“With new technology coming up, there are many scammers who are changing their tactics and using A.I. as a way to further legitimize themselves to convince people to hand over money,” said Kristin Matthews of the Better Business Bureau’s division in Atlantic Canada.
Matthews said one emerging example was the use of A.I. to clone the voices of friends and family members in phony situations.
“[Scammers] are essentially taking these clips of people’s voices on social media,” said Matthews. “They’re using A.I. to manipulate these voices to make it seem like this person is calling you.”
The scammer then mimics the person’s voice using A.I. technology to make desperate pleas or aggressive demands for money.
Earlier this month, a mother in Arizona said she received a phone call and heard what she initially believed to be her daughter crying, followed by threatening ransom demands.

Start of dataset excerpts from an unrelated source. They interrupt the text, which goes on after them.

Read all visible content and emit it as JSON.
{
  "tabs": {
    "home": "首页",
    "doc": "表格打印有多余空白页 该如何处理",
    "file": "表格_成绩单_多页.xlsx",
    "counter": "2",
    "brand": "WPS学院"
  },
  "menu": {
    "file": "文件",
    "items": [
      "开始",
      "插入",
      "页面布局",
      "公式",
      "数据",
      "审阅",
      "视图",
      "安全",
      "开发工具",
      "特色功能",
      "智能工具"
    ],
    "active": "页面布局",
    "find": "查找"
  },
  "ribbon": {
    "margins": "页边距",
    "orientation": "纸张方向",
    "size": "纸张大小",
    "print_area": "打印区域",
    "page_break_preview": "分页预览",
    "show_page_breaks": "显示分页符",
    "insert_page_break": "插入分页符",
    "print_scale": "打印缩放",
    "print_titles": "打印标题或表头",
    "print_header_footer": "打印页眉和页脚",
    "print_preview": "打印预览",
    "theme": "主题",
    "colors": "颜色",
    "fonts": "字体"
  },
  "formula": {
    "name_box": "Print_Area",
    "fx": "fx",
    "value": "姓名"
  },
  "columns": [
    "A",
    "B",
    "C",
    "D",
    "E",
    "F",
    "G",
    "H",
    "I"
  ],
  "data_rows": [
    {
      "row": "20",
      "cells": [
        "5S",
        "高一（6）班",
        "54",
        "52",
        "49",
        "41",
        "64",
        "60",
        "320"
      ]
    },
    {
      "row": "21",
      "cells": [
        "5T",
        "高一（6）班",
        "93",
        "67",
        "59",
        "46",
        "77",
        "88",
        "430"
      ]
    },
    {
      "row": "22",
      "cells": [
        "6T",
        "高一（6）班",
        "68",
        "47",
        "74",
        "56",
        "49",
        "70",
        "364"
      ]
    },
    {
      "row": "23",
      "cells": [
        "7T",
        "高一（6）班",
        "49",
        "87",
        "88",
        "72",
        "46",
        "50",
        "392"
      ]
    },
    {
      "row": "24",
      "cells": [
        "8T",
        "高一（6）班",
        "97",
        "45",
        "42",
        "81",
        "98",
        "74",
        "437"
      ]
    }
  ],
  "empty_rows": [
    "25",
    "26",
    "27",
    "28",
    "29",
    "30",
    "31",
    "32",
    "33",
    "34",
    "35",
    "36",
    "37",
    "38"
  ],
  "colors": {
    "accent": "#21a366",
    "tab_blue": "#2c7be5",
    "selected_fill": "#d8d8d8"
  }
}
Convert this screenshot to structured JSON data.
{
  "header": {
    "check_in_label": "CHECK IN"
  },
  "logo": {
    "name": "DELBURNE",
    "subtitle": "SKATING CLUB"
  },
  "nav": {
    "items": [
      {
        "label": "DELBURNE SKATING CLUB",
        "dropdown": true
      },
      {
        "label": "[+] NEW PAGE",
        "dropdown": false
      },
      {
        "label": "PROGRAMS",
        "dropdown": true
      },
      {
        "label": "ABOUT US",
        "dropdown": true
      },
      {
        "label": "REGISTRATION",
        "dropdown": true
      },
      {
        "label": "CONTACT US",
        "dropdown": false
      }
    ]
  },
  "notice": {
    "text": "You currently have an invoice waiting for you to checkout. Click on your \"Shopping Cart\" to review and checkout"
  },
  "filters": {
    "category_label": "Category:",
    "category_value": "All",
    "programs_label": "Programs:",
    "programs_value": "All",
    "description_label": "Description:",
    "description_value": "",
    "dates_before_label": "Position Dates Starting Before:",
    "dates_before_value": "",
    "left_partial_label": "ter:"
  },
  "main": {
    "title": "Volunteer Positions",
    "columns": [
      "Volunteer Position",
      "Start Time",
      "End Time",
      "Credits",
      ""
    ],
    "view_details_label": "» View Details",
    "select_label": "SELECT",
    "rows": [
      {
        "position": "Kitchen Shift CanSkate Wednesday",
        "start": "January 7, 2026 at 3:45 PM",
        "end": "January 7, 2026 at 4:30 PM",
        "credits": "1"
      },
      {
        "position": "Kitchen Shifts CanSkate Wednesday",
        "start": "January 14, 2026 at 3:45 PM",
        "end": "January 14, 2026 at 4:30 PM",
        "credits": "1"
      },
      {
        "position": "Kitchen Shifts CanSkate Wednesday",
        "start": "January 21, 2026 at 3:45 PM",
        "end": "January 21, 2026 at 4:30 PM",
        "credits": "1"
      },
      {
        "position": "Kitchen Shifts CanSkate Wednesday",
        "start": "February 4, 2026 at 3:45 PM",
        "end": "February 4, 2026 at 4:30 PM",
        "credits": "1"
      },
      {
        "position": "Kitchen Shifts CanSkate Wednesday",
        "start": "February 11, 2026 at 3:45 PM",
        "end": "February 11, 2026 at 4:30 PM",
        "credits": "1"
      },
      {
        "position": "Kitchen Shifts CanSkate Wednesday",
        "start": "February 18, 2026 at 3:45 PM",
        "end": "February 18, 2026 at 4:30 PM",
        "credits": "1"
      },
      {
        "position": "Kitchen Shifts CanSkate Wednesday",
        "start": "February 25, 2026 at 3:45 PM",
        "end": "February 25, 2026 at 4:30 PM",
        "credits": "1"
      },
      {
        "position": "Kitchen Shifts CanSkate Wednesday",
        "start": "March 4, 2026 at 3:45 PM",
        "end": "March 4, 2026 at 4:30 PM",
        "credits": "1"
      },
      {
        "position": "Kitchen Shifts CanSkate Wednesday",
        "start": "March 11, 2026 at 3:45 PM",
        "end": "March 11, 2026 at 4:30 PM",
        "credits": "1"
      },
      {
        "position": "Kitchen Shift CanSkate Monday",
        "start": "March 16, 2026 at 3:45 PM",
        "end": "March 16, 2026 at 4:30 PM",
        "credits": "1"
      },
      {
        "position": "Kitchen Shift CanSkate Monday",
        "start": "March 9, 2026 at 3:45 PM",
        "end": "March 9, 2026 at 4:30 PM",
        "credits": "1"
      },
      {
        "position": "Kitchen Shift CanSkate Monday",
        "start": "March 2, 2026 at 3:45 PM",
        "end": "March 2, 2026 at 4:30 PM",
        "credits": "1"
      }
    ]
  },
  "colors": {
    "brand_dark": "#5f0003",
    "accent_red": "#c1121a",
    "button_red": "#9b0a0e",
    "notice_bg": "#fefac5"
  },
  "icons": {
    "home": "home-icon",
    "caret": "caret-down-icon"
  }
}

The child wasn’t involved.
“These are known as emergency scams and prey on people’s willingness to send money to a friend or relative in need,” said Matthews, adding caller ID from these scam calls can sometimes appear as the impersonated contact, making it appear even more legitimate.
“We’ve gotten at least two [reports] a week for the last few weeks,” said Matthews. “We’re anticipating for this to become a larger scam. We would like for people to keep an eye out and know what the red flags are if they get this type of call.”
People should always be skeptical of any pressure from an individual or company to send money quickly and under urgent conditions.
“Just resist the urge to act immediately because scammers really want to instill this fear in you and get you to pay up right away,” said Matthews. “Sometimes you really need to take a step back and think logically. Maybe you want to check out this story with other friends and family members.”